Ceux parmi vous qui, se rappelant peut-être la douceur de Nastassja Kinski dans le film de Roman Polanski du même nom, auraient été attiré par Tess pensant y trouver un quelconque groupe de metal atmosphérique à chanteuse, en seront pour leur frais. Nous en sommes très, très loin. De toute façon, le fait que le collectif puisse compter sur le soutien du jeune label M&O Music auraient dû les alerter, ce dernier n’ayant pas pour ligne de conduite de signer des formations pour midinettes.
Au confluent du Post-Hardcore et de la mouvance screamo, Tess propose un second crachat énervé et épidermique, boule de nerf intense directement connectée à une réalité urbaine sombre et profondément désespérée. Si le chant tour à tour plaintif ou écorché, pourra (devrait) en rebuter certains, le groupe, dynamo vivante à fleur de peau, forge cependant une musique souvent intéressante, sous tension permanente qui bouillonne d’idées et de noirceur.
Pénible à écouter sur la durée, Les autres se veut la peinture désenchantée d’un monde à l’agonie dont le pinceau épouse la forme de textes inspirés. On suit cette plongée, un peu secouée par tant de violence tant musicale que verbale, on s’accroche à la maigre et furtive beauté qui suinte du pourtant triste "Ruine", que tapissent quelques lignes de violons salvatrices bien qu’elles participent d’un sentiment tragique et délétère et on finit l’immersion dans cet album sur les rotules, exsangue.
Tess gagnerait à privilégier ses traits Post-Hardcore - "Le nombre d’or" le prouve - et à canaliser les vocaux de son chanteur par trop hystériques, quand bien même ce côté screamo est tout à fait revendiqué et assumé.

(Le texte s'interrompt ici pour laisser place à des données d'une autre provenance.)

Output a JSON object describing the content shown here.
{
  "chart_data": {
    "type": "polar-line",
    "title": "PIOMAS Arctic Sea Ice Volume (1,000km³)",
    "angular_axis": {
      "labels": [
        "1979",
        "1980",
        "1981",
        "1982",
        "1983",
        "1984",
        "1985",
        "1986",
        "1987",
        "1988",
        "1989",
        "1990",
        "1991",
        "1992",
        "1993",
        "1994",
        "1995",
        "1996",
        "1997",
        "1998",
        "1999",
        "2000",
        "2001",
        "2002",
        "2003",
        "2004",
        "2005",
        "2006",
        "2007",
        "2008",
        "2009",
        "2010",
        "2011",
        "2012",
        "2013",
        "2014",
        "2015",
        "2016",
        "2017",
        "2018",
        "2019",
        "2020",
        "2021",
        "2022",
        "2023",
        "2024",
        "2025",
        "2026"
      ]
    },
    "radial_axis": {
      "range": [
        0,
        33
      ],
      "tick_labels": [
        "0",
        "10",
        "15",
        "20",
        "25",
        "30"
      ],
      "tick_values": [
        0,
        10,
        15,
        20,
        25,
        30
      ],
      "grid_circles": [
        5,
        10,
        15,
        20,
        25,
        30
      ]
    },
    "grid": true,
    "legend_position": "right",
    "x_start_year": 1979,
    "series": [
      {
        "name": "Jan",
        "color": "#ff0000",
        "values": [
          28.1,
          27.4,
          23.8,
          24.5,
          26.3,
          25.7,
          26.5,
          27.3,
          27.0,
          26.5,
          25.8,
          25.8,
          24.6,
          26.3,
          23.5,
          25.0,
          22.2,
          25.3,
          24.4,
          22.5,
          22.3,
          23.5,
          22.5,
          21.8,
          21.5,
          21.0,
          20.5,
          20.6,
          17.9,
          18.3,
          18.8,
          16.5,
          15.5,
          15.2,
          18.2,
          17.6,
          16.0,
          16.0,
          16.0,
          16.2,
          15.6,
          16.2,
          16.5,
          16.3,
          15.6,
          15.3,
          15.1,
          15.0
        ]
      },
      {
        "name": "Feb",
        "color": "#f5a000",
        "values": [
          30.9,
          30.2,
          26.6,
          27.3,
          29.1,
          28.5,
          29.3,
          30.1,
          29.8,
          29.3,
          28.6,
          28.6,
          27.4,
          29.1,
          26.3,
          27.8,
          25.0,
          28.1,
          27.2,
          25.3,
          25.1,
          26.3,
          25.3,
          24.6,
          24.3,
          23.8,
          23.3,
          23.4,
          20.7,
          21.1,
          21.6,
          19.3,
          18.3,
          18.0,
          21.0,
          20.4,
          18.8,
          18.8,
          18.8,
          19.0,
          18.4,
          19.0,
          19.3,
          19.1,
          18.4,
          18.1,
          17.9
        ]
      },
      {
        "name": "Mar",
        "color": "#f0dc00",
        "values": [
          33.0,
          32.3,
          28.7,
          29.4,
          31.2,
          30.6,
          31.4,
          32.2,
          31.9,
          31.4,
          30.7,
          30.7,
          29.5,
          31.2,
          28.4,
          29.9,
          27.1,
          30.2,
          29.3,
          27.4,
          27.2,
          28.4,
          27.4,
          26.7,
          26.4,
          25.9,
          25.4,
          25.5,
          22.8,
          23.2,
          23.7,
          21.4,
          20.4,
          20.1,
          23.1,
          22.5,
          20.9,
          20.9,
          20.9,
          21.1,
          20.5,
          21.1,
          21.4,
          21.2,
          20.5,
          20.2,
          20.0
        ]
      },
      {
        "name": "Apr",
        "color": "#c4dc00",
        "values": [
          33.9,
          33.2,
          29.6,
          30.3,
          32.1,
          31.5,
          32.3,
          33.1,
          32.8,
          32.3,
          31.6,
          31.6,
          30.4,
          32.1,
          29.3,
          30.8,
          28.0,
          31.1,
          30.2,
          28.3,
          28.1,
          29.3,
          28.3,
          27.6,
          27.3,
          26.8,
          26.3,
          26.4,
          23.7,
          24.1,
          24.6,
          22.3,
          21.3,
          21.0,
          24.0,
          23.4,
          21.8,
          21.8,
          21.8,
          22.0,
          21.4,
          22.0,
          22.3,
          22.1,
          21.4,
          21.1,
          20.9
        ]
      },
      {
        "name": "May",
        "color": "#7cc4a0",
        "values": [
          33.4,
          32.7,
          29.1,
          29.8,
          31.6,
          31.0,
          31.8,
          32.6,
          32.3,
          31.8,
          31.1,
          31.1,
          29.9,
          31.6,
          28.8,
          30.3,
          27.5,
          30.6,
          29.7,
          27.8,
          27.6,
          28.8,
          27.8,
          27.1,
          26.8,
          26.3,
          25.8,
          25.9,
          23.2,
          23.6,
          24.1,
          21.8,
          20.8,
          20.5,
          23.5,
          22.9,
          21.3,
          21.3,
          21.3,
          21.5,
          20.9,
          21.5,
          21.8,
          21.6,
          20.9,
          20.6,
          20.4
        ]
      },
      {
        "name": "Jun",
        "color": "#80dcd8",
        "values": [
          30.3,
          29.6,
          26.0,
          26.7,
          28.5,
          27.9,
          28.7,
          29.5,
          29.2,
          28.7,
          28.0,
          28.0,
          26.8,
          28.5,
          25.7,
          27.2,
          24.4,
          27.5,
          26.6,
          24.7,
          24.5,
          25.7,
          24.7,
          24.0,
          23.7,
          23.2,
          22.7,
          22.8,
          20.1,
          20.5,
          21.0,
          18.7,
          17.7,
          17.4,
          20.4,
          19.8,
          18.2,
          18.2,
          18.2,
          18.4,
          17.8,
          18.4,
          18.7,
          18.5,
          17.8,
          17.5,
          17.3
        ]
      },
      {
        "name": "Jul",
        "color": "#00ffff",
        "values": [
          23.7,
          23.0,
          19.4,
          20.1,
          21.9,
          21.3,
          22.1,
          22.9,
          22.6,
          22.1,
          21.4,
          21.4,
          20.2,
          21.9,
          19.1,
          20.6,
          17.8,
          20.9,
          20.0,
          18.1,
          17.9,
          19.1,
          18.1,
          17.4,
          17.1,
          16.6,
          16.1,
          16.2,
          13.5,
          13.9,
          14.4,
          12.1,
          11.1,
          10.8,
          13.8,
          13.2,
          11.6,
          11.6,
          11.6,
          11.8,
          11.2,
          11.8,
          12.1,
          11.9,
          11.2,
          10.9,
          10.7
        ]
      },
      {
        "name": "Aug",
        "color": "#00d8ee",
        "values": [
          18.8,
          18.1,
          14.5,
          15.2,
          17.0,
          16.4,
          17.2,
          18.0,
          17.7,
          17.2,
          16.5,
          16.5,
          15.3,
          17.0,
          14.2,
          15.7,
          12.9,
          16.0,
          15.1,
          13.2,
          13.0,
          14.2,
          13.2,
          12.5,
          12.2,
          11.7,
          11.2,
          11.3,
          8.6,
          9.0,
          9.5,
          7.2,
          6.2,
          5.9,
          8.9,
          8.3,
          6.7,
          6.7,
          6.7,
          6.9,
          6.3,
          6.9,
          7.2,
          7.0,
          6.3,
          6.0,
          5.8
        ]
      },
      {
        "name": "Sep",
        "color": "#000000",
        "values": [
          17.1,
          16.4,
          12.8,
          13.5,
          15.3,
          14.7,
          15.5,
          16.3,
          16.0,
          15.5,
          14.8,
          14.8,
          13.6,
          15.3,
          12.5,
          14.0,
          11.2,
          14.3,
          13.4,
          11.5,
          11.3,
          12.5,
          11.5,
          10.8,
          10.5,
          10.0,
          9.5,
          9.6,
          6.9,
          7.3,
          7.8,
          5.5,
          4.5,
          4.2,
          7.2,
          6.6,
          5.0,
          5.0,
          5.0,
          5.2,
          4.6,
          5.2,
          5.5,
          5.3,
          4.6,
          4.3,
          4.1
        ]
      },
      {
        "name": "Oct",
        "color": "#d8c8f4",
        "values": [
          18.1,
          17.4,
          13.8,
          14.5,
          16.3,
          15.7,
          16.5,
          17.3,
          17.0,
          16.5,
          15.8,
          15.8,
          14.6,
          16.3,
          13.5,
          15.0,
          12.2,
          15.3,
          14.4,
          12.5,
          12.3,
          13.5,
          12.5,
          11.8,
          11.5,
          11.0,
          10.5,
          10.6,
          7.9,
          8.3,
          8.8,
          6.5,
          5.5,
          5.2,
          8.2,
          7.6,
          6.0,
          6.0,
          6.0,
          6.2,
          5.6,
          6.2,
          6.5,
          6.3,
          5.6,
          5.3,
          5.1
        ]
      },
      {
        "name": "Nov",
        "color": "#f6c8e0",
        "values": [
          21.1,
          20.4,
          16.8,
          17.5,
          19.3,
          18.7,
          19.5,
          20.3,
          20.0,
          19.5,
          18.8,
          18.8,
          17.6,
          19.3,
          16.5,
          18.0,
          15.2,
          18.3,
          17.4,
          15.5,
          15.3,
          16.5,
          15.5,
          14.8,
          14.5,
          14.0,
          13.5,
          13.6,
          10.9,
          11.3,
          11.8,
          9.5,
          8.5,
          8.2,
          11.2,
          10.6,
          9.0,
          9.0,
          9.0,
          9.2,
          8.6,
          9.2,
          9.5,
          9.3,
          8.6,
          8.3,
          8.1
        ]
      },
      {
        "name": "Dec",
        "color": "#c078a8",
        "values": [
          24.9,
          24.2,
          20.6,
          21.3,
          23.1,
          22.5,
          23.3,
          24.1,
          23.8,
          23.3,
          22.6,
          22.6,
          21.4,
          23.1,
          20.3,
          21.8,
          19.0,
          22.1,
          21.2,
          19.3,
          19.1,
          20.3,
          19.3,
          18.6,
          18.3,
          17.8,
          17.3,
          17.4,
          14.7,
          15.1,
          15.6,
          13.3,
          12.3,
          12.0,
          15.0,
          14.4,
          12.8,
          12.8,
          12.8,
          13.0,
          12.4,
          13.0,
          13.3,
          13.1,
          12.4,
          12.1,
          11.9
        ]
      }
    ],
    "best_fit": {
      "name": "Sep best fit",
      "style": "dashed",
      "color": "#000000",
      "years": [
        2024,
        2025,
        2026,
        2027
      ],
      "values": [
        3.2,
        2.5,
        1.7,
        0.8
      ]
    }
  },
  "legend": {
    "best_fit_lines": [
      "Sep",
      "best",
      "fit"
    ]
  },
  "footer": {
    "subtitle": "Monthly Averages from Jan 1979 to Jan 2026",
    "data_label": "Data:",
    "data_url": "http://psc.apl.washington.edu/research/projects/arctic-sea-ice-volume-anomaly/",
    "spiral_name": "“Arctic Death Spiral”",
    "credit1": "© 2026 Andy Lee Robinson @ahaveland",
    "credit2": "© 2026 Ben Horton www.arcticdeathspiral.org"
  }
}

De fait, si les amateurs du genre trouveront dans cet opus certainement matière à cultiver leur mal-être, les autres, dont nous faisons partie, seront plus partagés face à un album très bien charpenté, à la prise de son explosive et nerveuse, mais usant à écouter. Des qualités, une maîtrise et une sincérité incontestables au demeurant.